C’est le film de Christian-Jaque Lucrèce Borgia qui permet au public, dès le 23 octobre 1953, de découvrir pour la première fois les formes généreuses de Martine Carol sur l’écran panoramique géant. Suivent Les Orgueilleux (Yves Allégret) avec le couple mythique Michèle Morgan et Gérard Philipe le 25 novembre 1953, Les Aventures de Peter Pan (Walt Disney) le 23 décembre de la même année ou encore l’incontournable Si Versailles m’était conté de Sacha Guitry dès le 10 février 1954 que 384 788 spectateurs viennent applaudir pendant huit semaines consécutives au Gaumont.

Une restructuration sous la houlette de Georges Peynet.

En 1955, le Cinérama est installé dans la majestueuse salle de l’avenue de Wagram, l’Empire.  D’emblée, c’est un triomphe public. De son côté, la S.N.E.G., qui rénove ses salles depuis 1948, entame la restructuration du plus grand cinéma d’Europe, image de marque de la Gaumont. Les travaux sont confiés à Georges Peynet, architecte à l’origine de plusieurs créations ou rénovations pour la maison Gaumont. Une première tranche de travaux, qui débute durant l’année 1954, concerne la transformation complète de la façade et du hall, la réfection des couloirs d’accès, le prolongement de la marquise pour le confort de la file d’attente ainsi que le changement des fauteuils de la vaste corbeille. Durant l’été 1955, la seconde tranche des travaux débute à l’intérieur du cinéma : la scène et les toilettes sont transformées, le bar de l’orchestre rénové.

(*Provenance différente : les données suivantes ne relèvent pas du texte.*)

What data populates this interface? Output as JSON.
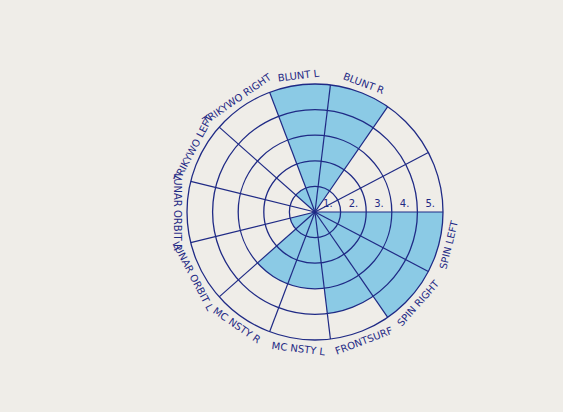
{
  "chart_data": {
    "type": "polar_area",
    "categories": [
      "SPIN LEFT",
      "SPIN RIGHT",
      "FRONTSURF",
      "MC NSTY L",
      "MC NSTY R",
      "LUNAR ORBIT L",
      "LUNAR ORBIT R",
      "TRIKYWO LEFT",
      "TRIKYWO RIGHT",
      "BLUNT L",
      "BLUNT R",
      null,
      null
    ],
    "values": [
      5,
      5,
      4,
      3,
      3,
      1,
      0,
      0,
      1,
      5,
      5,
      0,
      0
    ],
    "color": "#79c3e4",
    "ylim": [
      0,
      5
    ],
    "yticks": [
      {
        "value": 1,
        "label": "1."
      },
      {
        "value": 2,
        "label": "2."
      },
      {
        "value": 3,
        "label": "3."
      },
      {
        "value": 4,
        "label": "4."
      },
      {
        "value": 5,
        "label": "5."
      }
    ],
    "grid": true
  }
}
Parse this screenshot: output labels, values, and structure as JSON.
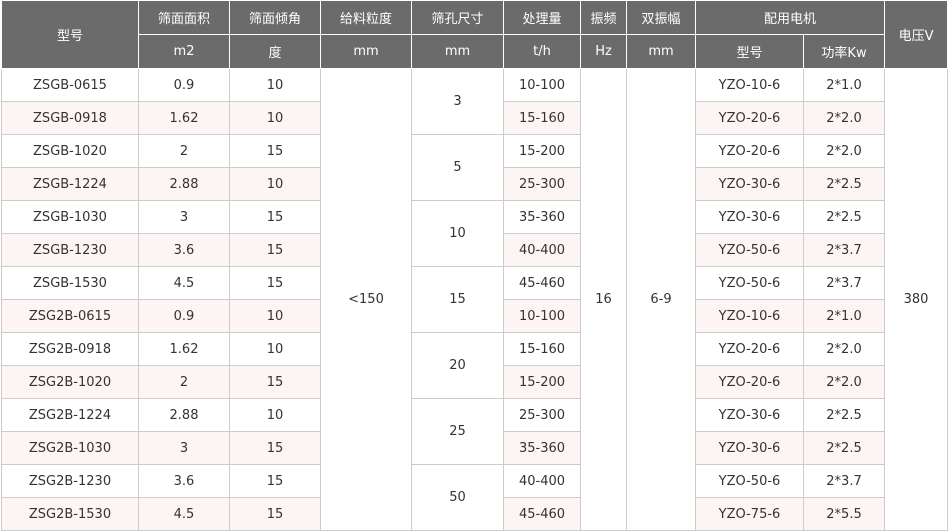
{
  "table": {
    "header_row1": [
      "型号",
      "筛面面积",
      "筛面倾角",
      "给料粒度",
      "筛孔尺寸",
      "处理量",
      "振频",
      "双振幅",
      "配用电机",
      "电压V"
    ],
    "header_row2": [
      "m2",
      "度",
      "mm",
      "mm",
      "t/h",
      "Hz",
      "mm",
      "型号",
      "功率Kw"
    ],
    "rows": [
      [
        "ZSGB-0615",
        "0.9",
        "10",
        "10-100",
        "YZO-10-6",
        "2*1.0"
      ],
      [
        "ZSGB-0918",
        "1.62",
        "10",
        "15-160",
        "YZO-20-6",
        "2*2.0"
      ],
      [
        "ZSGB-1020",
        "2",
        "15",
        "15-200",
        "YZO-20-6",
        "2*2.0"
      ],
      [
        "ZSGB-1224",
        "2.88",
        "10",
        "25-300",
        "YZO-30-6",
        "2*2.5"
      ],
      [
        "ZSGB-1030",
        "3",
        "15",
        "35-360",
        "YZO-30-6",
        "2*2.5"
      ],
      [
        "ZSGB-1230",
        "3.6",
        "15",
        "40-400",
        "YZO-50-6",
        "2*3.7"
      ],
      [
        "ZSGB-1530",
        "4.5",
        "15",
        "45-460",
        "YZO-50-6",
        "2*3.7"
      ],
      [
        "ZSG2B-0615",
        "0.9",
        "10",
        "10-100",
        "YZO-10-6",
        "2*1.0"
      ],
      [
        "ZSG2B-0918",
        "1.62",
        "10",
        "15-160",
        "YZO-20-6",
        "2*2.0"
      ],
      [
        "ZSG2B-1020",
        "2",
        "15",
        "15-200",
        "YZO-20-6",
        "2*2.0"
      ],
      [
        "ZSG2B-1224",
        "2.88",
        "10",
        "25-300",
        "YZO-30-6",
        "2*2.5"
      ],
      [
        "ZSG2B-1030",
        "3",
        "15",
        "35-360",
        "YZO-30-6",
        "2*2.5"
      ],
      [
        "ZSG2B-1230",
        "3.6",
        "15",
        "40-400",
        "YZO-50-6",
        "2*3.7"
      ],
      [
        "ZSG2B-1530",
        "4.5",
        "15",
        "45-460",
        "YZO-75-6",
        "2*5.5"
      ]
    ],
    "feed_size": "<150",
    "mesh_sizes": [
      "3",
      "5",
      "10",
      "15",
      "20",
      "25",
      "50"
    ],
    "frequency": "16",
    "amplitude": "6-9",
    "voltage": "380"
  }
}
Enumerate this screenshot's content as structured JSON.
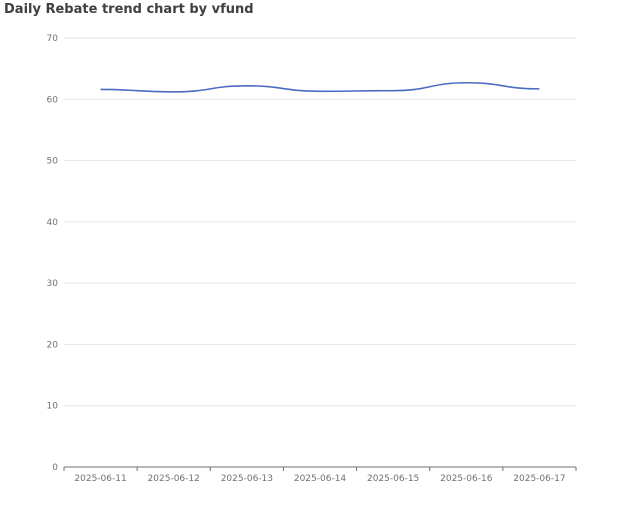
{
  "chart_data": {
    "type": "line",
    "title": "Daily Rebate trend chart by vfund",
    "x": [
      "2025-06-11",
      "2025-06-12",
      "2025-06-13",
      "2025-06-14",
      "2025-06-15",
      "2025-06-16",
      "2025-06-17"
    ],
    "series": [
      {
        "values": [
          61.6,
          61.2,
          62.2,
          61.3,
          61.4,
          62.7,
          61.7
        ],
        "color": "#4a6cc0"
      }
    ],
    "ylim": [
      0,
      70
    ],
    "yticks": [
      0,
      10,
      20,
      30,
      40,
      50,
      60,
      70
    ],
    "grid": true,
    "smooth": true
  }
}
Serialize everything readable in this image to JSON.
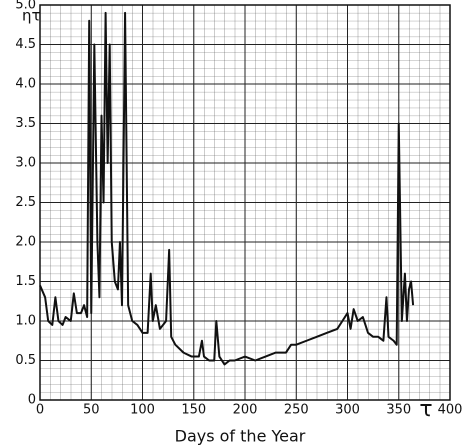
{
  "chart_data": {
    "type": "line",
    "y_label": "ητ",
    "x_label": "Days of the Year",
    "x_symbol": "τ",
    "xlim": [
      0,
      400
    ],
    "xticks": [
      0,
      50,
      100,
      150,
      200,
      250,
      300,
      350,
      400
    ],
    "ylim": [
      0,
      5
    ],
    "yticks": [
      0,
      0.5,
      {
        "value": 1,
        "label": "1.0"
      },
      1.5,
      {
        "value": 2,
        "label": "2.0"
      },
      2.5,
      {
        "value": 3,
        "label": "3.0"
      },
      3.5,
      {
        "value": 4,
        "label": "4.0"
      },
      4.5,
      {
        "value": 5,
        "label": "5.0"
      }
    ],
    "grid": true,
    "series": [
      {
        "color": "#111111",
        "x": [
          0,
          5,
          8,
          12,
          15,
          18,
          22,
          25,
          30,
          33,
          36,
          40,
          43,
          46,
          48,
          50,
          53,
          56,
          58,
          60,
          62,
          64,
          66,
          68,
          70,
          73,
          76,
          78,
          80,
          83,
          86,
          90,
          95,
          100,
          105,
          108,
          110,
          113,
          117,
          120,
          123,
          126,
          128,
          132,
          140,
          148,
          155,
          158,
          160,
          165,
          170,
          172,
          175,
          180,
          185,
          190,
          200,
          210,
          220,
          230,
          240,
          245,
          250,
          260,
          270,
          280,
          290,
          295,
          300,
          303,
          306,
          310,
          315,
          320,
          325,
          330,
          335,
          338,
          340,
          345,
          348,
          350,
          353,
          356,
          358,
          360,
          362,
          364
        ],
        "values": [
          1.45,
          1.3,
          1.0,
          0.95,
          1.3,
          1.0,
          0.95,
          1.05,
          1.0,
          1.35,
          1.1,
          1.1,
          1.2,
          1.05,
          4.8,
          1.1,
          4.5,
          2.0,
          1.3,
          3.6,
          2.5,
          4.9,
          3.0,
          4.5,
          2.0,
          1.5,
          1.4,
          2.0,
          1.2,
          4.9,
          1.2,
          1.0,
          0.95,
          0.85,
          0.85,
          1.6,
          1.0,
          1.2,
          0.9,
          0.95,
          1.0,
          1.9,
          0.8,
          0.7,
          0.6,
          0.55,
          0.55,
          0.75,
          0.55,
          0.5,
          0.5,
          1.0,
          0.55,
          0.45,
          0.5,
          0.5,
          0.55,
          0.5,
          0.55,
          0.6,
          0.6,
          0.7,
          0.7,
          0.75,
          0.8,
          0.85,
          0.9,
          1.0,
          1.1,
          0.9,
          1.15,
          1.0,
          1.05,
          0.85,
          0.8,
          0.8,
          0.75,
          1.3,
          0.8,
          0.75,
          0.7,
          3.5,
          1.0,
          1.6,
          1.0,
          1.4,
          1.5,
          1.2
        ]
      }
    ]
  }
}
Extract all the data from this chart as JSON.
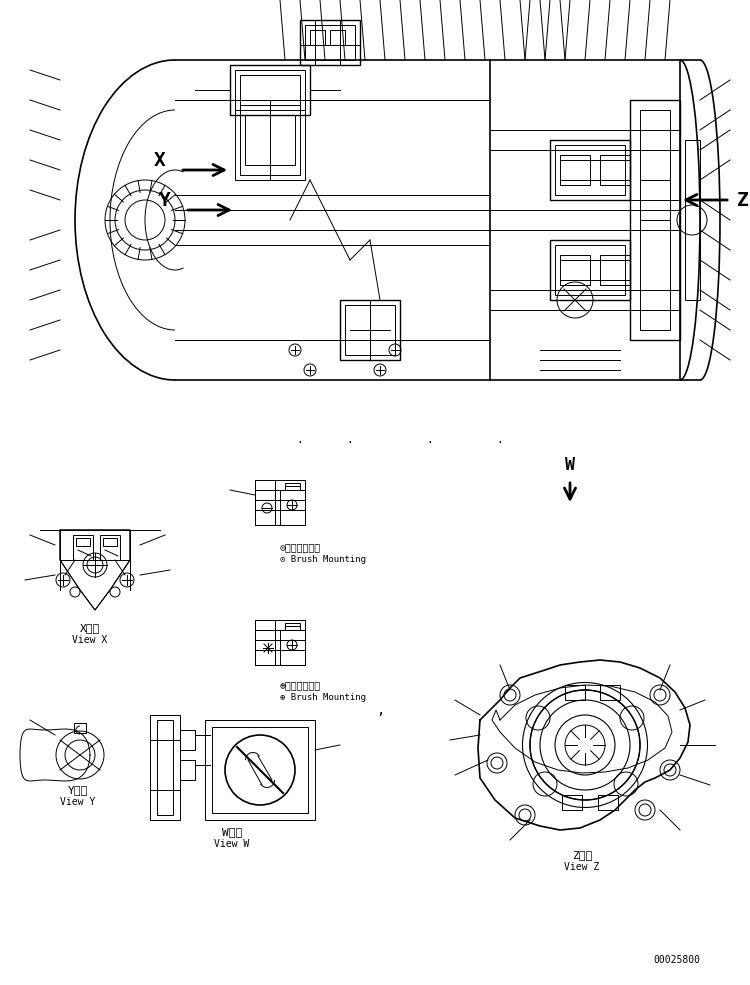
{
  "title": "",
  "bg_color": "#ffffff",
  "line_color": "#000000",
  "text_color": "#000000",
  "part_number": "00025800",
  "views": {
    "main": {
      "label_x": "X",
      "label_y": "Y",
      "label_z": "Z"
    },
    "bottom_left_x": {
      "title_jp": "X　視",
      "title_en": "View X"
    },
    "bottom_left_y": {
      "title_jp": "Y　視",
      "title_en": "View Y"
    },
    "bottom_center_w": {
      "title_jp": "W　視",
      "title_en": "View W"
    },
    "bottom_right_z": {
      "title_jp": "Z　視",
      "title_en": "View Z"
    }
  },
  "brush_neg": {
    "jp": "⊙ブラシ取付法",
    "en": "⊙ Brush Mounting"
  },
  "brush_pos": {
    "jp": "⊕ブラシ取付法",
    "en": "⊕ Brush Mounting"
  },
  "w_arrow_label": "W"
}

Ci-dessus: la transformation de la façade avec Le Mouton à cinq pattes (Henri Verneuil) à l’affiche le 22 décembre 1954.

Ci-dessus: la transformation du hall, 1954.

Ci-dessus: la salle pendant les travaux de restauration.

Ci-dessus: destruction de la fosse d’orchestre pour construire l’escalier menant à la scène.

Ci-dessus: la salle pendant les travaux de restauration.

Ci-dessus: maquette de la nouvelle scène, 1954.

Ces travaux, qui durent trois mois, n’interrompent pas l’exploitation de la salle, ne serait-ce qu’une journée. Un écran provisoire, qui mesure 17 m sur 10 m, est placé sur un échafaudage tubulaire installé devant la scène. Le Film français, dans son numéro 597, revient sur ces modifications: « Cet échafaudage permit en même temps de masquer les travaux de transformation de la scène. Agrandissement en largeur par suppression des pylônes de côté, en profondeur par suppression de la rampe de scène et de la fosse d’orchestre, remplacée par un escalier monumental sur toute la largeur de la salle ». L’enjeu pour la S.N.E.G. est d’écraser la concurrence, de garantir le confort des spectateurs et permettre au public de bénéficier des dernières innovations techniques. Son premier concurrent, le Rex, est limité dans la capacité d’aménagement de formats larges en raison de son arche de scène. Aussi, la taille de l’écran Cinémascope du Rex sera dépassée par de nombreux cinémas.

Le Film français retrace les changements opérés au Gaumont-Place : « La scène mesure désormais 26 mètres de largeur sur 9 mètres de profondeur, l’escalier la prolongeant de 4,50 m en profondeur a 38 m de large. L’écran qui est « le plus grand du monde » mesure 24 mètres de largeur sur 13 m de hauteur (…) Étant donné la dimension de la salle, la peinture a posé un grave problème. Il a été résolu par un pont roulant se déplaçant au ras du plafond sur 50 mètres dans la longueur de la salle (…) C’est de ce pont qu’a été projetée la peinture sur le plafond ».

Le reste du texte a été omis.